“Was kann ich, deren Vater aus St. Jago, von der Insel Cuba, war, für den Schimmer von Licht, der auf meinem Antlitz, wenn es Tag wird, erdämmert? Und was kann meine Tochter, die in Europa empfangen und geboren ist, dafür, daß der volle Tag jenes Weltteils von dem ihrigen widerscheint?” —
“Wie?” rief der Fremde. “Ihr, die Ihr nach Eurer ganzen Gesichtsbildung eine Mulattin und mithin afrikanischen Ursprungs seid, Ihr wäret samt der lieblichen jungen Mestize, die mir das Haus aufmachte, mit uns Europäern in einer Verdammnis?”
— Kleist, “Die Verlobung in St. Domingo”Mestizen: Mischlinge; Kinder, welche einen weißen europäischen Vater und eine schwarze amerikanische oder ostindische Mutter haben, oder auch umgekehrt. Die Ersten heißen gelbe, die Zweyten rothe Mestizen.

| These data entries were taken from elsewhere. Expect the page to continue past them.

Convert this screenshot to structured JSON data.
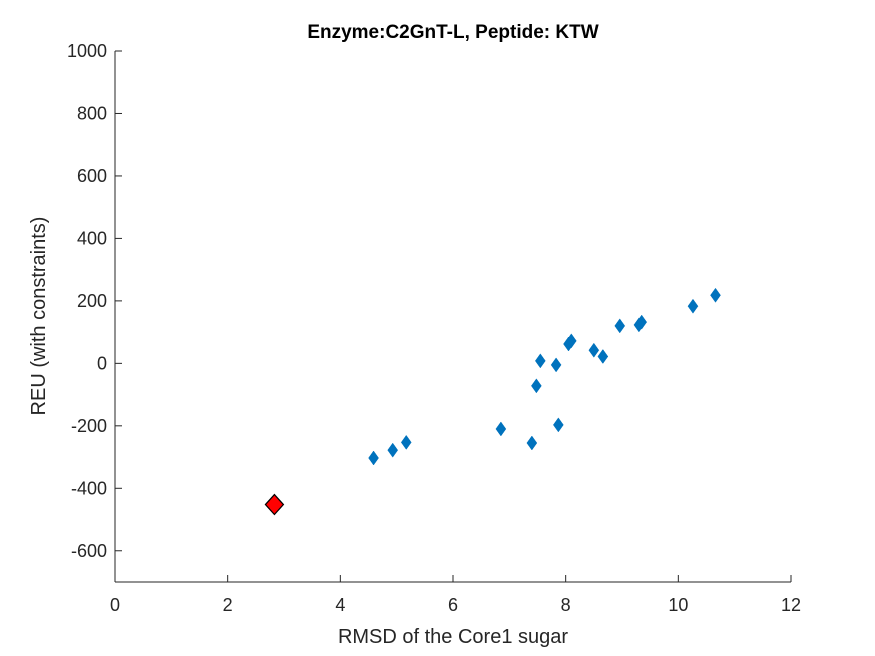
{
  "chart_data": {
    "type": "scatter",
    "title": "Enzyme:C2GnT-L, Peptide: KTW",
    "xlabel": "RMSD of the Core1 sugar",
    "ylabel": "REU (with constraints)",
    "xlim": [
      0,
      12
    ],
    "ylim": [
      -700,
      1000
    ],
    "xticks": [
      0,
      2,
      4,
      6,
      8,
      10,
      12
    ],
    "yticks": [
      -600,
      -400,
      -200,
      0,
      200,
      400,
      600,
      800,
      1000
    ],
    "grid": false,
    "series": [
      {
        "marker": "diamond",
        "color": "#0072BD",
        "points": [
          {
            "x": 4.59,
            "y": -303
          },
          {
            "x": 4.93,
            "y": -278
          },
          {
            "x": 5.17,
            "y": -253
          },
          {
            "x": 6.85,
            "y": -210
          },
          {
            "x": 7.4,
            "y": -255
          },
          {
            "x": 7.48,
            "y": -72
          },
          {
            "x": 7.55,
            "y": 8
          },
          {
            "x": 7.83,
            "y": -5
          },
          {
            "x": 7.87,
            "y": -197
          },
          {
            "x": 8.05,
            "y": 62
          },
          {
            "x": 8.1,
            "y": 72
          },
          {
            "x": 8.5,
            "y": 42
          },
          {
            "x": 8.66,
            "y": 22
          },
          {
            "x": 8.96,
            "y": 120
          },
          {
            "x": 9.3,
            "y": 123
          },
          {
            "x": 9.35,
            "y": 132
          },
          {
            "x": 10.26,
            "y": 183
          },
          {
            "x": 10.66,
            "y": 218
          }
        ]
      },
      {
        "marker": "diamond",
        "color": "#FF0000",
        "highlight": true,
        "points": [
          {
            "x": 2.83,
            "y": -452
          }
        ]
      }
    ]
  }
}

— Wörterbuch zur Erklärung fremder, aus andern Sprachen in die Deutsche aufgenommener Wörter und Redensarten. Ed. Conrad Schweizer, Zurich 1811Skin color and skin coloring, as even the most superficial reader will undoubtedly notice, play a key role in Kleist's novella “Die Verlobung in St. Domingo,” published in 1811, six years after the independence of the former French colony Saint-Domingue, now Haiti. Color divides the society on the island, as blacks murder whites in their all-out battle to overturn colonial rule. Shades of color cause confusion and undermine automatic allegiances. Whose side is Toni, with her “ins Gelbliche gehenden Gesichtsfarbe” (161), really on: her white fiancé Gustav's, or her black extended family's, represented by Babekan and Congo Hoango? Why does “yellow” fever not just destroy the European colonial troops but also serve in this story to define the insidious disease (in the eyes of the white narrator) the black woman is transmitting to the white man in the act of lovemaking/revenge? What does the tone red indicate — Gustav's blushing after admitting to his infatuation with Toni's black eyes (168), Toni's reddening after his suggestion that she might prefer a white man to her black suitor (173), and Toni's flushing with anger as Babekan is explaining her perfidious plan to murder whites? And why does Gustav change color when he perceives the mestiza Toni, as she enters the room with a black boy on her arm and handin-hand with a white man? Clearly, black, white, yellow, and red are central markers that hold the story together, drive the characters’ actions, create unions, and tear them apart.